Large-scale construction projects can include thousands of tasks that must be completed in a highly coordinated manner in order for the project to be completed on time. Currently, lengthy complicated schedules are used to coordinate timing and completion of these tasks. Many tools employ the use of Gantt charts to track the progress of the project, which is a data table along with a time scaled bar chart. However, when printed, the Gantt chart can be anywhere from 50 to 150 pages in length. As a result, a Gantt chart of this length is not useful to managers and field workers of the project since most of the information is not relevant to a particular worker. Additionally, by the time the Gantt chart is analyzed and understood the information is outdated leading to delays in completion of tasks and/or the project. Exacerbating the problem is that fact updates in the progress of the tasks are made by managers and workers once they return from the field rather than when they are in the field resulting in an outdated Gantt chart even before any analysis of the Gantt chart is begun.

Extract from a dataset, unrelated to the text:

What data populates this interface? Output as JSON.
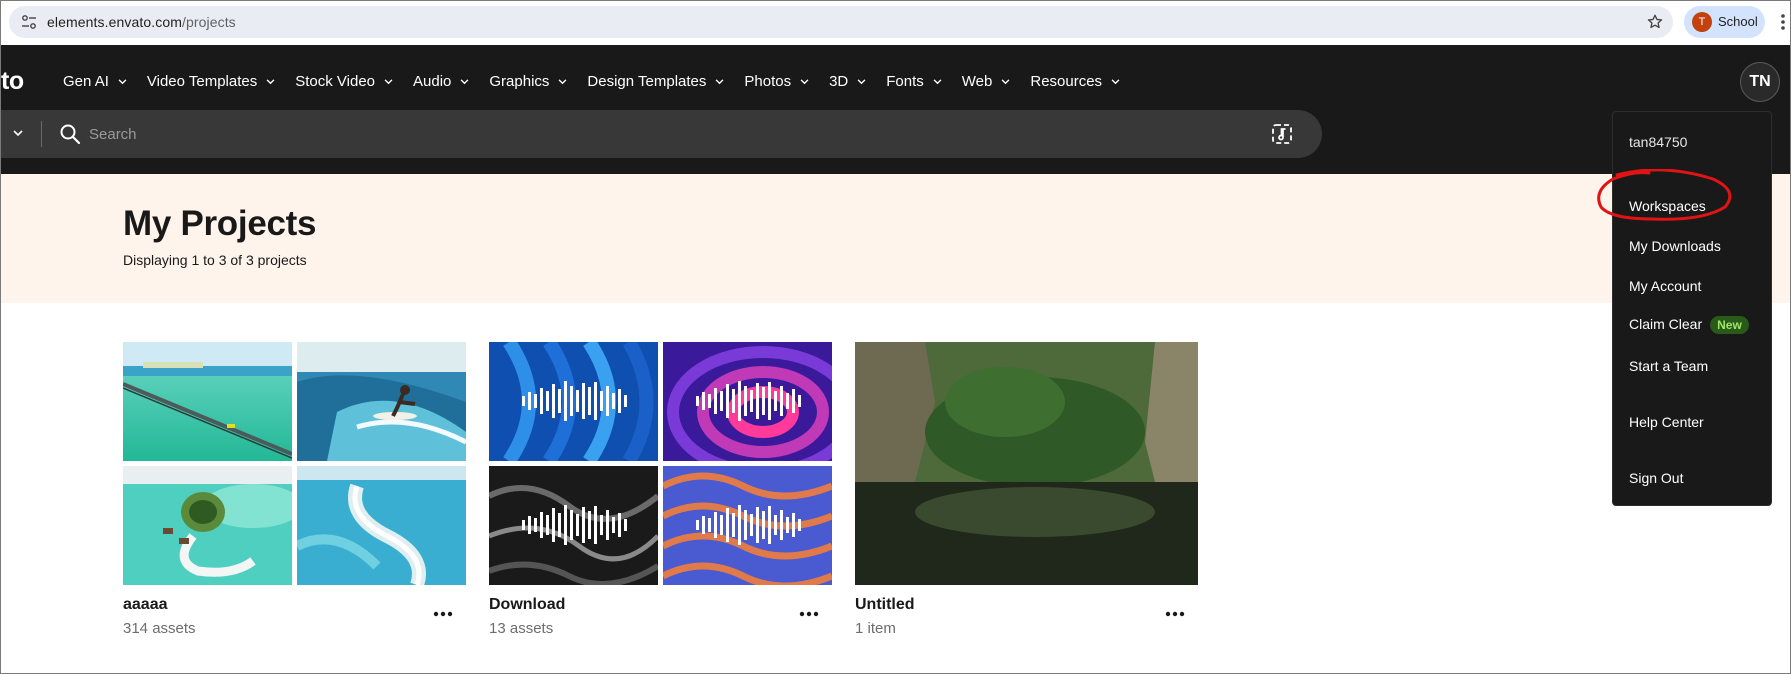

Further, construction workers in the field actually completing the tasks of the project have no way to access information regarding tasks. Often times, a construction worker may need to know what tasks are in progress around him or her and/or what tasks are in progress at various locations of the construction site. Currently, there is no way for the construction worker to quickly and efficiently look up what activities are being performed at various locations of the construction site while in the field. Additionally, even when a construction worker is at a location where multiple tasks are in progress, the construction worker has no way to quickly identify what tasks are in progress for the next few weeks.
Accordingly, there is a persistent need to reduce the time in analyzing the progress of large-scale construction projects as well as to inform construction workers of what tasks are in progress around them in a usable format.